Ose !
par C’est Nabum
samedi 21 février 2026
Le dire c'est bien, le faire c'est mieux…
Dans notre cité, des affiches interpellent de bien curieuse manière les électeurs par une injonction : « OSE » qui non seulement se veut singulière mais de plus porteuse d'action. Ce terme provient d'un préfixe grec OSIS qui porte en lui la notion de Faire tout en, à l’origine, se déclinant majoritairement au féminin. Hardiesse, courage, audace n'étant plus désormais du seul apanage des mâles dominants.
Dans une autre existence, lorsque je prenais une équipe de Rugby sous ma férule j'écrivais au tableau : « Ce n'est pas parce que c'est impossible que nous n'osons pas, c'est parce que nous n'osons pas que cela devient impossible ! ». Je ne peux affirmer que la proposition connut beaucoup de succès, mes aléas sportifs ne furent pas souvent couronnés de succès. Ce n’est cependant pas à moi de promettre la victoire à ce collectif qui réclame nos suffrages, je me garderai bien de m'insinuer dans le combat politique local.
Il s'agit simplement ici de mesurer les implications d'un tel slogan de campagne. Sa brièveté se remarque forcément sur les affiches, comme un coup de poing, comme un appel à agir. En ce sens, son dynamisme est prometteur pour les uns et semble devenir un défi, une sorte d'agression verbale pour ceux qui ne se sentent pas en symbiose avec cette sensibilité.
Un impératif en guise de cri de ralliement, c'est forcément se situer dans une logique d'action diront les uns quand d'autres y verront une proposition belliqueuse. Il convient de manier ce mode avec délicatesse en une époque où toute manifestation d'autorité peut provoquer des réactions hostiles. C'est à coup sûr une manière plus directe d'interpeller les électeurs, loin des formules alambiquées ou des slogans sportifs qui fleurissent sur nos murs sans pour autant proposer un quelconque projet collectif puisque cette première personne sonne l'individualisme à outrance.
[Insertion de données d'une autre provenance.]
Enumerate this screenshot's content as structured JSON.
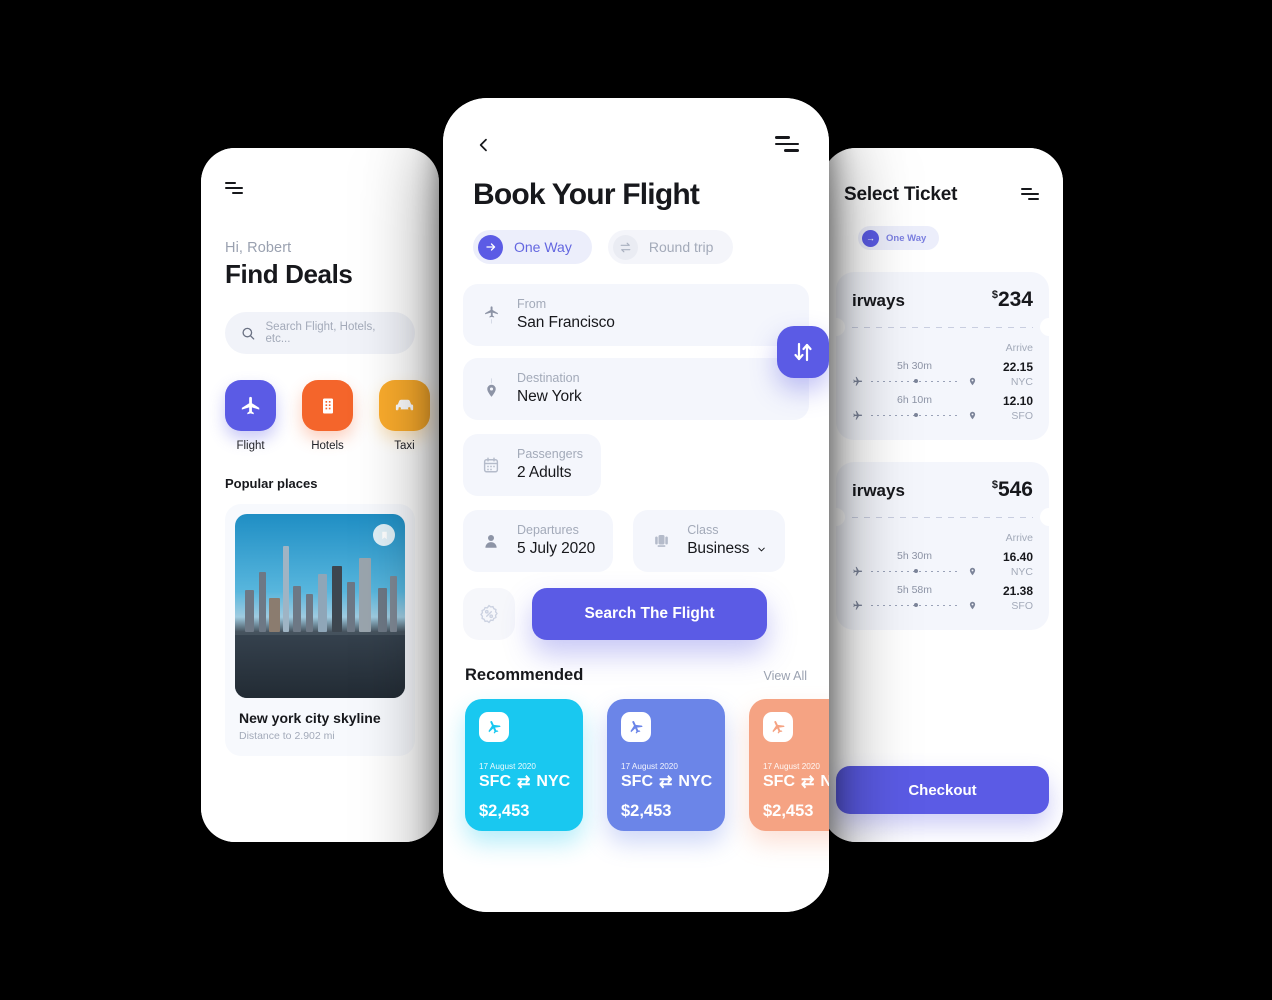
{
  "left_screen": {
    "menu_icon": "hamburger-menu-icon",
    "greeting": "Hi, Robert",
    "title": "Find Deals",
    "search": {
      "placeholder": "Search Flight, Hotels, etc...",
      "icon": "search-icon"
    },
    "categories": [
      {
        "label": "Flight",
        "icon": "airplane-icon",
        "color": "#5B5BE5"
      },
      {
        "label": "Hotels",
        "icon": "building-icon",
        "color": "#F4652B"
      },
      {
        "label": "Taxi",
        "icon": "car-icon",
        "color": "#FBAC2C"
      }
    ],
    "section_title": "Popular places",
    "place": {
      "name": "New york city skyline",
      "distance": "Distance to 2.902 mi",
      "bookmark_icon": "bookmark-icon"
    }
  },
  "center_screen": {
    "back_icon": "chevron-left-icon",
    "menu_icon": "hamburger-menu-icon",
    "title": "Book Your Flight",
    "trip_types": [
      {
        "label": "One Way",
        "icon": "arrow-right-icon",
        "active": true
      },
      {
        "label": "Round trip",
        "icon": "swap-horizontal-icon",
        "active": false
      }
    ],
    "fields": {
      "from": {
        "label": "From",
        "value": "San Francisco",
        "icon": "airplane-takeoff-icon"
      },
      "destination": {
        "label": "Destination",
        "value": "New York",
        "icon": "location-pin-icon"
      },
      "passengers": {
        "label": "Passengers",
        "value": "2 Adults",
        "icon": "calendar-icon"
      },
      "departures": {
        "label": "Departures",
        "value": "5 July 2020",
        "icon": "person-icon"
      },
      "class": {
        "label": "Class",
        "value": "Business",
        "icon": "seat-icon",
        "chevron": "chevron-down-icon"
      }
    },
    "swap_button_icon": "swap-vertical-icon",
    "discount_button_icon": "percent-badge-icon",
    "search_button": "Search The Flight",
    "recommended": {
      "title": "Recommended",
      "view_all": "View All",
      "cards": [
        {
          "date": "17 August 2020",
          "from": "SFC",
          "to": "NYC",
          "price": "$2,453",
          "color": "#19C8F0",
          "icon": "airplane-icon"
        },
        {
          "date": "17 August 2020",
          "from": "SFC",
          "to": "NYC",
          "price": "$2,453",
          "color": "#6B85E8",
          "icon": "airplane-icon"
        },
        {
          "date": "17 August 2020",
          "from": "SFC",
          "to": "NYC",
          "price": "$2,453",
          "color": "#F5A383",
          "icon": "airplane-icon"
        }
      ],
      "route_separator": "⇄"
    }
  },
  "right_screen": {
    "title": "Select Ticket",
    "menu_icon": "hamburger-menu-icon",
    "trip_type": {
      "label": "One Way",
      "icon": "arrow-right-icon"
    },
    "arrive_label": "Arrive",
    "tickets": [
      {
        "airline": "irways",
        "price": "234",
        "currency": "$",
        "legs": [
          {
            "duration": "5h 30m",
            "time": "22.15",
            "code": "NYC"
          },
          {
            "duration": "6h 10m",
            "time": "12.10",
            "code": "SFO"
          }
        ]
      },
      {
        "airline": "irways",
        "price": "546",
        "currency": "$",
        "legs": [
          {
            "duration": "5h 30m",
            "time": "16.40",
            "code": "NYC"
          },
          {
            "duration": "5h 58m",
            "time": "21.38",
            "code": "SFO"
          }
        ]
      }
    ],
    "checkout_button": "Checkout"
  },
  "theme": {
    "accent": "#5B5BE5",
    "background": "#000000",
    "surface": "#FFFFFF",
    "field_bg": "#F4F6FC",
    "text_primary": "#17181C",
    "text_muted": "#A3AAB9"
  }
}
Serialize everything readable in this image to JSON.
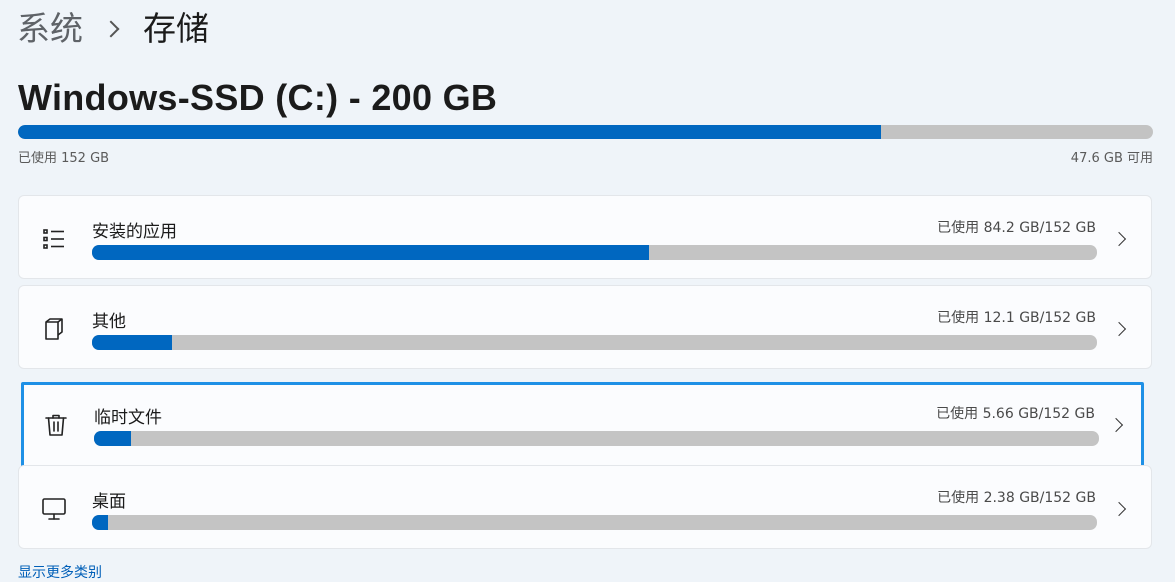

Autre pierre d'achoppement dans cet appel à agir, la personnalisation de l'affiche avec un membre de la liste. Ce serait donc à eux d'Oser et non aux électeurs anonymes que l'on tente de convaincre ? C'est justement la force de ce slogan de concerner ceux qui sont en dehors de cette course à l’échalote sans qu'il faille l'accompagner de la trombine d'un convaincu. Dérive éternelle de nos aspirants électifs qui ne conçoivent jamais une affiche sans y figurer en première ligne.
Remarquez que le champion en lice ne fait guère mieux avec son cri descendu des tribunes non pas politiques mais sportives avec ce « Ici c'est Orléans » alors que la ville qu'il entend mettre en avant se résume aux visages de ses colistiers. Une bataille d'ego qui concerne tous les autres de la même manière y compris celui qui semble faire la lippe à chaque cliché.
Ils osent tout et c'est même à ça qu'on reconnaît ces citoyens militants qui entendent nous imposer leurs vues une fois en poste. Avant, ils évoquent à qui mieux mieux la dimension participative, le désir de tous nous représenter, le maillage de la ville avec des représentants issus des quartiers et des minorités. Puis une fois en place, ils n'osent plus, ils posent avec une écharpe qui leur attribue l'exclusivité de la représentation.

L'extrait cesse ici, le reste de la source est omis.